Fibroblast alignment and matrix remodeling induced by a stiffness gradient in a skin-derived extracellular matrix hydrogel.

Large skin injuries heal as scars. Stiffness gradually increases from normal skin to scar tissue (20x higher), due to excessive deposition and crosslinking of extracellular matrix (ECM) mostly produced by (myo)fibroblasts. Using a custom mold, skin-derived ECM hydrogels (dECM) were UV crosslinked after diffusion of ruthenium (Ru) to produce a Ru-dECM gradient hydrogel. The Ru diffusion gradient equates to a stiffness gradient and models physiology of the scarred skin. Crosslinking in Ru-dECM hydrogels results in a 23-fold increase in stiffness from a stiffness similar to that of normal skin.

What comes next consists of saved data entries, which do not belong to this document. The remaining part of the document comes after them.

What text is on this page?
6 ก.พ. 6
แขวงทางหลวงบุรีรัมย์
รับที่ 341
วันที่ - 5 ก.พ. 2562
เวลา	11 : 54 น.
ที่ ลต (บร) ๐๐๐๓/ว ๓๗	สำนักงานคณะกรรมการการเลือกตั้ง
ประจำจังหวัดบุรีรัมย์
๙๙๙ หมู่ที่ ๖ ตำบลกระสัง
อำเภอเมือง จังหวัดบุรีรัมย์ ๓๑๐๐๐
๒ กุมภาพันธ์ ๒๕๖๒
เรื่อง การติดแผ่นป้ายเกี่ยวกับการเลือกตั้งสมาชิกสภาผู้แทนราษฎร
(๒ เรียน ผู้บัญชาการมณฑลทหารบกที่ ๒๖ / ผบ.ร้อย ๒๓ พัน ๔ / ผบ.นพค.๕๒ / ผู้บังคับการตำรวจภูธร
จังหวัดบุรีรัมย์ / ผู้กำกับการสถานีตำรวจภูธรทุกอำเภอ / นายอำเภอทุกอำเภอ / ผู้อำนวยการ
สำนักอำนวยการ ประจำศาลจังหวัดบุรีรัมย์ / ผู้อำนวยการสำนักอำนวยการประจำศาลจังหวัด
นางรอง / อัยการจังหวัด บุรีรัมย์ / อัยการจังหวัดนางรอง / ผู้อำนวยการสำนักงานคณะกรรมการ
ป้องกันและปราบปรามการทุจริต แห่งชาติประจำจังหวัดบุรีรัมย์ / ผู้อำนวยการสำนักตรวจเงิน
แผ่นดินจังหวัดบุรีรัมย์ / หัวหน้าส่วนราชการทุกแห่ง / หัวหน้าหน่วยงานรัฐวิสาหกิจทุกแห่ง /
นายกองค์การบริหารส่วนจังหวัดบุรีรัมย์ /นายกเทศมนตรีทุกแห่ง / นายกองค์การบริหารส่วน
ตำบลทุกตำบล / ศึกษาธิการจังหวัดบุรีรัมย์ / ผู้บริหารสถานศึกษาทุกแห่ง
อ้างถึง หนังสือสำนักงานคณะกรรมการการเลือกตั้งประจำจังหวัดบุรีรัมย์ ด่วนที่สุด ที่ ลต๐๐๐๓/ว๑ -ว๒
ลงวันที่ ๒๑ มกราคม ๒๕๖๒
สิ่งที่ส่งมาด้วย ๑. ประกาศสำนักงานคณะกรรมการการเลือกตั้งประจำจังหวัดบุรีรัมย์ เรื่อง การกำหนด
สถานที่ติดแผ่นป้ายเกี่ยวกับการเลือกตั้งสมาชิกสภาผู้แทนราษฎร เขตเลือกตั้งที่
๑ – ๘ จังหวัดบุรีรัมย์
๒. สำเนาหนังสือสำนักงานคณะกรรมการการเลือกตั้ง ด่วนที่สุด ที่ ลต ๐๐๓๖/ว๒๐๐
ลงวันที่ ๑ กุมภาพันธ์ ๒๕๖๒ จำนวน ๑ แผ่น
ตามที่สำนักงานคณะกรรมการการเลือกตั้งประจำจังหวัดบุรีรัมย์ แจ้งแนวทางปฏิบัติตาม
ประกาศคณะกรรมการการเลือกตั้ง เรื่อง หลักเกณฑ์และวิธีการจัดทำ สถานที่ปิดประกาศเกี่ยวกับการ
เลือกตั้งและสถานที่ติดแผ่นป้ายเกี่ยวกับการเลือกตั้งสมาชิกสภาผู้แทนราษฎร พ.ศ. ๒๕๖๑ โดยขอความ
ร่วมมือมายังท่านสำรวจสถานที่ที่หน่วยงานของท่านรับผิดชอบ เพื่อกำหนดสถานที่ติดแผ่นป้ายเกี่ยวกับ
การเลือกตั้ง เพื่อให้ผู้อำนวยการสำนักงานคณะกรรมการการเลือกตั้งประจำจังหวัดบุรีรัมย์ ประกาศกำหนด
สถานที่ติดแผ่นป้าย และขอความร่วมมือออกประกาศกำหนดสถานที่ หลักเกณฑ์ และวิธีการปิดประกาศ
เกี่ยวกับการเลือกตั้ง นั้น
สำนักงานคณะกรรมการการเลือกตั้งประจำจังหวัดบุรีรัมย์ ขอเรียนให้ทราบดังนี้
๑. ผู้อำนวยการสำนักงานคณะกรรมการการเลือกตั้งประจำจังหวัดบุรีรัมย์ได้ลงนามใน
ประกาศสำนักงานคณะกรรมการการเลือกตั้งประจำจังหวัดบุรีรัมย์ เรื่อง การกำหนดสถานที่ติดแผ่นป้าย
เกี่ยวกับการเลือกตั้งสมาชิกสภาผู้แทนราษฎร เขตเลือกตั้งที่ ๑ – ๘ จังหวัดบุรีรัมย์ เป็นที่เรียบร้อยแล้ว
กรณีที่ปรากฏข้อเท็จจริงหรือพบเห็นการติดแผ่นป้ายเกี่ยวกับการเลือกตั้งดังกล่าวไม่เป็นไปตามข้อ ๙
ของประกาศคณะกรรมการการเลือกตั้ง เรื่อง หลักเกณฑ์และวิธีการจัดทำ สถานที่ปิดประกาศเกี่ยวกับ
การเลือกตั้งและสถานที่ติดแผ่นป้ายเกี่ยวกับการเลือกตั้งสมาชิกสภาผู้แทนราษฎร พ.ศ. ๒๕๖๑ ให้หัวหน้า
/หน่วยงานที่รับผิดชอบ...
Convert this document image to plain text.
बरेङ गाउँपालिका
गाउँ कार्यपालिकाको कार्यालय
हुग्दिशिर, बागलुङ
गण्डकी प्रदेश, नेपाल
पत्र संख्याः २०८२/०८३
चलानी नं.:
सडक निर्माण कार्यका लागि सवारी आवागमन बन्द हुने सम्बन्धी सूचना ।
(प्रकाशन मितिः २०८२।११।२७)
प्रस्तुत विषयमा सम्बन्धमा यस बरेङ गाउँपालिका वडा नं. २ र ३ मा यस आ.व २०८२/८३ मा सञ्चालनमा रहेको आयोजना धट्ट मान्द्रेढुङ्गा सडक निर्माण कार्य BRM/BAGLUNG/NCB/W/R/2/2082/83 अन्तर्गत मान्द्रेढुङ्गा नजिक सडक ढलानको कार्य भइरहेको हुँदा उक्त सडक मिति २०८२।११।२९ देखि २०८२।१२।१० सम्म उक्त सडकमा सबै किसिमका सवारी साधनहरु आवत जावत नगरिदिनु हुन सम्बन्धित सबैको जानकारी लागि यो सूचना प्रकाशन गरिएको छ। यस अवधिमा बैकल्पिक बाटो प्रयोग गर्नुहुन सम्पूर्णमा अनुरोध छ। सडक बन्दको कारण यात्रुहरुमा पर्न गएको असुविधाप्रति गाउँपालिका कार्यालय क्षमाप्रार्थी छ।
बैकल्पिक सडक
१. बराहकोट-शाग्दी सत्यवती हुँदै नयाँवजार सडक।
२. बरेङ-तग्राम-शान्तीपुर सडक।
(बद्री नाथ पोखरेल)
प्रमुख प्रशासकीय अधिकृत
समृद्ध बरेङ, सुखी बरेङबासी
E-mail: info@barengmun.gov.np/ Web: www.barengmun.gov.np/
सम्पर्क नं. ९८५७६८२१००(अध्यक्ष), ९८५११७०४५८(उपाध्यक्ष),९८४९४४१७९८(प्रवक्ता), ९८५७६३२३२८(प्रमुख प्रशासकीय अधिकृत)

Collagen fiber density increases in a stiffness-dependent fashion while stress relaxation also alters, with one additional Maxwell element necessary for characterizing Ru-dECM. Alignment of fibroblasts encapsulated in hydrogels suggests that the stiffness gradient directs fibroblasts to orientate at ∼45 ° in regions below 120 kPa. In areas above 120 kPa, fibroblasts decrease the stiffness prior to adjusting their orientation. Furthermore, fibroblasts remodel their surrounding ECM in a gradient-dependent fashion, with rearrangement of cell-surrounding ECM in high-stiffness areas, and formation of interlaced collagen bundles in low-stiffness areas. Overall, this study shows that fibroblasts remodel their local environment to generate an optimal ECM mechanical and topographical environment. STATEMENT OF SIGNIFICANCE: This study developed a versatile in vitro model with a gradient stiffness using skin-derived ECM hydrogel with unchanged biochemical environment. Using Ruthenium crosslinking, a 20-fold stiffness increase was achieved as observed in fibrotic skin. The interaction between fibroblasts and matrix depends on changes in the matrix stiffness. The stiffness gradient directed the alignment of fibroblasts with ∼45° in regions with≤ 120 kPa. The cells in regions with the higher stiffness decreased stiffness first and then oriented themselves. Furthermore, fibroblasts remodeled surrounding ECM and regulated its mechanics in a gradient-dependent fashion to reach an optimal condition. Our study highlights the dynamic interplay between cells and surrounding matrix, shedding light on potential mechanisms and strategies to target scar formation and remodeling.